I did. Once. I wouldn't do it again.
Operations mgt will take you into production scheduling/management, purchasing, or materials mgt. Think long hours under normally pretty stressful conditions. Being that it is also normally in a manufacturing environment, it's also very volatile--meaning no matter how much you bust ass, if your company loses a key customer, or gets bought out, or ships their business to Mexico where they can pay someone $.10 a day to do what we are doing for $10/hour--you're left without a job. I wouldn't say this if it hadn't happend to me--twice.
I first graduated as a business major, did purchasing and scheduling for a large healthcare supplier for a while, and then went back for mechanical engineering, then ended up in IT when the manufacturing-engineering gig went TU. I was in the mfg side of engineering, and as such, ended up dirty, tired, underpaid, and worked with alot of people who were morons, but though they were God's gift to--something. The environment I was in sucked--that's why I left it, although certainly all engineering isn't like this. I contracted a few years in IT for myself and made decent cash (much better than engineering)and was able to save a lot of it. Were I to do it over again, I probably would have skipped going back for engineering and done an MBA, or a even better, gotten a law degree. In other words, if you're sharp, you'll figure out soon enough you're not going to get rich working for someone else or some company. They don't have your best interests, or really, any interests past what you can provide for them, at heart.
Manufacturing in the US is going away. We are (quickly) becoming a service oriented country. The trick is to provide a service that everyone needs, and has to pay highly for. That way, you can schedule your work around your life, and not the other way around. Being a lawyer I think provides that, as does some areas of IT--at least it used to. I found the quick way to kill a love for something is to do it for a living--so I rarely am "technical" in IT anymore. I got tired of pushing buttons and setting up VLANs. I (attempt) to tell others the right thing to do.

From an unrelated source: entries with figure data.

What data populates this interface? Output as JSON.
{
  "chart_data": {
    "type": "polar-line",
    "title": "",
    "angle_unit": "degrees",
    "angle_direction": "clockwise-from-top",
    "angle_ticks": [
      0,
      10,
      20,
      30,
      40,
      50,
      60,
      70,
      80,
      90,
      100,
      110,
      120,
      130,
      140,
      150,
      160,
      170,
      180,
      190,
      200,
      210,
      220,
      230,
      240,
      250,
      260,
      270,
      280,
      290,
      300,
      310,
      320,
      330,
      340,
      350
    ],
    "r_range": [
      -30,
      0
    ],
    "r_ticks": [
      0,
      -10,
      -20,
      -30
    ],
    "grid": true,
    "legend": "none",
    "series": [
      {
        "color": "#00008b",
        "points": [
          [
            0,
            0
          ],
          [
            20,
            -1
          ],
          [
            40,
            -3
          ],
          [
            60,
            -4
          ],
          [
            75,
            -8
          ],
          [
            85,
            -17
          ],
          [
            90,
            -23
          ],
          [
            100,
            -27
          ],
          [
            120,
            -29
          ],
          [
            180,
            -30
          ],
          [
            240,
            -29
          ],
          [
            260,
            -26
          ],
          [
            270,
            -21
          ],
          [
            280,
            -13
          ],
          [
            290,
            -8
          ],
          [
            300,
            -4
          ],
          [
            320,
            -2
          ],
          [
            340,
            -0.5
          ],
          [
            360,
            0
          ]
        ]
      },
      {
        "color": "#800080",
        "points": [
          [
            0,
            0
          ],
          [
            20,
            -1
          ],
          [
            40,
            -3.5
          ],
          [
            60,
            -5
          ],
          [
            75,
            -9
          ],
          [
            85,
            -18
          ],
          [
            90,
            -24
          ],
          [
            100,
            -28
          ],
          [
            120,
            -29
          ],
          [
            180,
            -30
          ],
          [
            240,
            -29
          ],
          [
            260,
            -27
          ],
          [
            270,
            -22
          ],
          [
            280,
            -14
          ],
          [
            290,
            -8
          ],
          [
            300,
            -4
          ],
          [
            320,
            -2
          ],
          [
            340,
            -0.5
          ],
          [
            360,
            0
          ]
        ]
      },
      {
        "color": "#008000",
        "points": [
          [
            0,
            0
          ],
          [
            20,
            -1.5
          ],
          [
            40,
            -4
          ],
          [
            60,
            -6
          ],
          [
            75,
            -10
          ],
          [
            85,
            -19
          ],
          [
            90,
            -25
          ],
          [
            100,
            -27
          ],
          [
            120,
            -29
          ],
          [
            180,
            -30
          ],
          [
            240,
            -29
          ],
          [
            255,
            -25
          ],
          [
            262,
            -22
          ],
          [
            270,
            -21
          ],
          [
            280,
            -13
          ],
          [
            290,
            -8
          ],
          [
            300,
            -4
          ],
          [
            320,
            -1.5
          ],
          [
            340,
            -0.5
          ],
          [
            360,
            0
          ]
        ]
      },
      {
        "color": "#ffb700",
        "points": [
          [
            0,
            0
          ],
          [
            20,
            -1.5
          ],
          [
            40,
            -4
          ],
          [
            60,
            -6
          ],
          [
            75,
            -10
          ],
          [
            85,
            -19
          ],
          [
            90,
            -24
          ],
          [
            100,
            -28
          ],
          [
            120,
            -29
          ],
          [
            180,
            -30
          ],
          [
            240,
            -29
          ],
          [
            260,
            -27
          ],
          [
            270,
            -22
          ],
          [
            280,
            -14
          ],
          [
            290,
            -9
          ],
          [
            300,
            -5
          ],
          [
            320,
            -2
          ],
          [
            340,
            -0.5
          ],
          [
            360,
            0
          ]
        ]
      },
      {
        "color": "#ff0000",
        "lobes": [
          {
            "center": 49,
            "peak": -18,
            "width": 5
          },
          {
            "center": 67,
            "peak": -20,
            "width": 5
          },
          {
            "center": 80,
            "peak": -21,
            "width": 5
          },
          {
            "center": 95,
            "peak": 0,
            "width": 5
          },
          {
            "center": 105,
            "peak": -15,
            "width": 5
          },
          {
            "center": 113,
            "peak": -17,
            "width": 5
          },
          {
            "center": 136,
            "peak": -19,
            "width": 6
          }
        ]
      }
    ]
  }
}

So my long winded answer is that some people thrive in OM, others ended up like me, burned out on it and not beleiving I ever did it to begin with. I have seen so many "TQM" and "SPC" falvors of the month come and go, it's just a fad anymore, and every industry has their own with their own buzzwords. The good stuff is common sense and hopefully sticks around; most of it is just fluff that has alot of buzzwords and keeps a consultant employed for awhile until he gets done selling his snake oil.
Good luck.
edit--I re read that and MAN did it sound depressing and cynical. Sorry--I didn't mean for it to be. It was a hard day, and this is typed after only 1 beer.